Heirloom Meals: Savoring Yesterday's Traditions Today

Choco-Zucchini Cupcakes

Ingredients

2 cups shredded zucchini (8oz.)
3 eggs
2 cups granular sugar
1 cup cooking oil
2 tsp vanilla
2 cups all-purpose flour
1 cup unsweetened cocoa powder
1 tsp baking soda
1 tsp salt
1/2 tsp baking powder
1 cup chocolate chips
1 recipe peanut butter frosting

Directions

Preheat oven to 325 F. Line muffin cups with paper bake cups or lightly coat with nonstick cooking spray.
In a large bowl stir together zucchini, eggs, granulated sugar, oil, and vanilla. Add flour, cocoa powder, baking soda, salt, baking powder, and chocolate chips; stir until combined.
Spoon batter into prepared cups, filling about half full.
Bake about 25 minutes (about 15 minutes for mini-cupcakes) or until a wooden toothpick inserted near centers comes out clean.
Cool in pans on wire racks for 5 minutes.
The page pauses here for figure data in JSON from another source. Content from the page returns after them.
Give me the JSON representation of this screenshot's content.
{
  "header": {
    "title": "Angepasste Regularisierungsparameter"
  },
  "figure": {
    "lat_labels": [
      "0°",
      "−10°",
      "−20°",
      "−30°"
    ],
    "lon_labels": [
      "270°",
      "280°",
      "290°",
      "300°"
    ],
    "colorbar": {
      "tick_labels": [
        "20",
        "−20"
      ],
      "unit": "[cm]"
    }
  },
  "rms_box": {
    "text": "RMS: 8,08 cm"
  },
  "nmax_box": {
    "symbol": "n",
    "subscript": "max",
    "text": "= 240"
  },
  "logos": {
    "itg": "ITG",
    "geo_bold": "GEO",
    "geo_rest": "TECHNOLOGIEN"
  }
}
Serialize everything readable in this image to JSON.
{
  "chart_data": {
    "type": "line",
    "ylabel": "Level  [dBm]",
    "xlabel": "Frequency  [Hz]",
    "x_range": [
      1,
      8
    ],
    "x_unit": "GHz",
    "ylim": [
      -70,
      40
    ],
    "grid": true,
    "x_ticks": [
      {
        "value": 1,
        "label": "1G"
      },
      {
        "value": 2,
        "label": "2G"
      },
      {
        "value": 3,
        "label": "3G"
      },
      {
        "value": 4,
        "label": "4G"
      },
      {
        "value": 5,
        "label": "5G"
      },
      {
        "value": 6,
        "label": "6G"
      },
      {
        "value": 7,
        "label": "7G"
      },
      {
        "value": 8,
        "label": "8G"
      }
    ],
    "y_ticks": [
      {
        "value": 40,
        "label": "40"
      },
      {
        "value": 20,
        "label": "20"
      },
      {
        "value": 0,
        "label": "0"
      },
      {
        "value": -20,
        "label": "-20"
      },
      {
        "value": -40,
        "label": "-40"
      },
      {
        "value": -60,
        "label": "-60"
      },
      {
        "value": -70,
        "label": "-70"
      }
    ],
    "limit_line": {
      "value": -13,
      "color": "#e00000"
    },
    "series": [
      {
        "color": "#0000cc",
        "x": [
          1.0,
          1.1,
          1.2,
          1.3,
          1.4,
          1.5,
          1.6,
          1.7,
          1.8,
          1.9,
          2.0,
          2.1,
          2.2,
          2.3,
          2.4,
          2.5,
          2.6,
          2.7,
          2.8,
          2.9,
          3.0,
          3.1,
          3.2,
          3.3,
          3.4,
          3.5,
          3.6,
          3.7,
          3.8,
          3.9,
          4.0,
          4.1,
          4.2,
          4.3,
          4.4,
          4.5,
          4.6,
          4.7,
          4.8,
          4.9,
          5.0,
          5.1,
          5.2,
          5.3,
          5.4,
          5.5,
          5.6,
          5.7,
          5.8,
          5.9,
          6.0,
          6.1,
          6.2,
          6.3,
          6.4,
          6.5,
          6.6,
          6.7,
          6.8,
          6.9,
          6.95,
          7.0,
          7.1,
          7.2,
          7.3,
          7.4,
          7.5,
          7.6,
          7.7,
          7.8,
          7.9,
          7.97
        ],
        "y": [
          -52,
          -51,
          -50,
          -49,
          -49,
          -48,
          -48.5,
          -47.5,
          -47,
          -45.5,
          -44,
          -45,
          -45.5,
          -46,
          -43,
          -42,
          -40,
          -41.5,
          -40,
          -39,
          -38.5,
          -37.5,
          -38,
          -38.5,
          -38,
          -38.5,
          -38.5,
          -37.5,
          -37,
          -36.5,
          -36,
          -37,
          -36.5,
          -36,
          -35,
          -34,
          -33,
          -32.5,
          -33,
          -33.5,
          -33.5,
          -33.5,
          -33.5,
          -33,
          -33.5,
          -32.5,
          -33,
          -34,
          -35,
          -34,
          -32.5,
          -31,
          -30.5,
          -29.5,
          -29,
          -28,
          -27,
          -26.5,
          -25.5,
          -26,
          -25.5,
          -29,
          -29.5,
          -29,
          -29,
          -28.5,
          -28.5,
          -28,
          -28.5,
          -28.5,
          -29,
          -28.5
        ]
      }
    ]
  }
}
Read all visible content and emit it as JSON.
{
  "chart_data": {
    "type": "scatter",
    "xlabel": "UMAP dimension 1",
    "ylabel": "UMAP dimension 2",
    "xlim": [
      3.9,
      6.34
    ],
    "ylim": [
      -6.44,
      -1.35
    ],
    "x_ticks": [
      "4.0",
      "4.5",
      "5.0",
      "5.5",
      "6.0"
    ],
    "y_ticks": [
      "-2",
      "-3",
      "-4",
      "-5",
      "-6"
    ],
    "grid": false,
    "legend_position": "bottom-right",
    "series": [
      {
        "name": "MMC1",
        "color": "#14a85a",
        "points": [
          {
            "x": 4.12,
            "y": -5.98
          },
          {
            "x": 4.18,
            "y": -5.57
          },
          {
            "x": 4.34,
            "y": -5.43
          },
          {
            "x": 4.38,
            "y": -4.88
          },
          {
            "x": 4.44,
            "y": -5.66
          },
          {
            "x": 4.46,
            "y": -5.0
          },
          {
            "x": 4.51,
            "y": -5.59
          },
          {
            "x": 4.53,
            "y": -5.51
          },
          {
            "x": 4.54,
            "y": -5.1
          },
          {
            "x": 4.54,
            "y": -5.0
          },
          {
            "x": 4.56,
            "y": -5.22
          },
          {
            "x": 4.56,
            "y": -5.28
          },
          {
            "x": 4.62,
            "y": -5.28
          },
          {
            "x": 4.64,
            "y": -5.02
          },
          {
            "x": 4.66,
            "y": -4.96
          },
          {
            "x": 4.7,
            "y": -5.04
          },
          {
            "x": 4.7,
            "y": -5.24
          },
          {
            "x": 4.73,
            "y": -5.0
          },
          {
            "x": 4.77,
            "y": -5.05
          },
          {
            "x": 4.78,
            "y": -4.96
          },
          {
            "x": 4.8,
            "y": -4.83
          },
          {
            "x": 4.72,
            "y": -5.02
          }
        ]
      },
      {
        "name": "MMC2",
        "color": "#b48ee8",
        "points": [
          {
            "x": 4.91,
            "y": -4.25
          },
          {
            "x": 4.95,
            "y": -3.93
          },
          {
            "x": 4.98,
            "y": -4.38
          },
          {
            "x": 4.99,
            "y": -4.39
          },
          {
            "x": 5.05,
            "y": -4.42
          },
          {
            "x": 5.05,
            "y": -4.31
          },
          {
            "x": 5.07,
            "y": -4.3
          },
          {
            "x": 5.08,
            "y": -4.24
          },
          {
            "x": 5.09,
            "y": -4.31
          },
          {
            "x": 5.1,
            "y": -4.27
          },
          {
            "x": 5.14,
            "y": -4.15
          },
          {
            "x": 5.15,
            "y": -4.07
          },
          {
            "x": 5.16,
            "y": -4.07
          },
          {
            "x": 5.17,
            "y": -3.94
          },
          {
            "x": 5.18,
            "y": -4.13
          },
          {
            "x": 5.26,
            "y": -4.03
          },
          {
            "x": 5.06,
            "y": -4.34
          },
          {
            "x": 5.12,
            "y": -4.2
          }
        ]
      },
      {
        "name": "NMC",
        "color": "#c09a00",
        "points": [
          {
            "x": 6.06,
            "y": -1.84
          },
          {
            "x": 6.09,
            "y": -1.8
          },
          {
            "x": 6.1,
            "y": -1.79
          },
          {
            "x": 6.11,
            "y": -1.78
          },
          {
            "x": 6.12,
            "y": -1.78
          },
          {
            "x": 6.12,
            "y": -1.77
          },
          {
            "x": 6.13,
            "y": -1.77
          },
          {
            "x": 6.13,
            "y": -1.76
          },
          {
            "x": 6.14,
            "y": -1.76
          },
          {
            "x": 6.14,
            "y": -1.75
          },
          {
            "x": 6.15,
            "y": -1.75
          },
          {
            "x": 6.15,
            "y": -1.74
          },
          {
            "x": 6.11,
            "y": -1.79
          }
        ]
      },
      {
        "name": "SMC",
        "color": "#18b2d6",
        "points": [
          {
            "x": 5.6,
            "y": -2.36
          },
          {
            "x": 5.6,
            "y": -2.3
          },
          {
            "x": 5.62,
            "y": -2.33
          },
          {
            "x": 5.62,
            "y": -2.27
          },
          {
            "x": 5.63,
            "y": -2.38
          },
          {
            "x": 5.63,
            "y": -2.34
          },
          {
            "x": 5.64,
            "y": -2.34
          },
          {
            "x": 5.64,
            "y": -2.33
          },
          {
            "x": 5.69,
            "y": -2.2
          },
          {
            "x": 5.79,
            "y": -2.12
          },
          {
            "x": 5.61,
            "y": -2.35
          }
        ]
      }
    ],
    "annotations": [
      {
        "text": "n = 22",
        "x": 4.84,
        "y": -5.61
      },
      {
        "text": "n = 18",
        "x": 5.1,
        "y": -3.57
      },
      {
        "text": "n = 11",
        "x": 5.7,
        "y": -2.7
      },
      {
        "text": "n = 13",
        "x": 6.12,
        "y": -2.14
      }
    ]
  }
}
Remove from cups. Cool completely. Frost with peanut butter frosting.

 

Peanut Butter Frosting

Beat 1 cup peanut butter, 1/3 cup softened butter, 1 tablespoon milk, and 1teaspoon vanilla with electric mixer on medium speed until smooth. Gradually add 1 ½ cups powdered sugar, beating until combined. If necessary, stir in 1 to 2 teaspoons additional milk until desired consistency.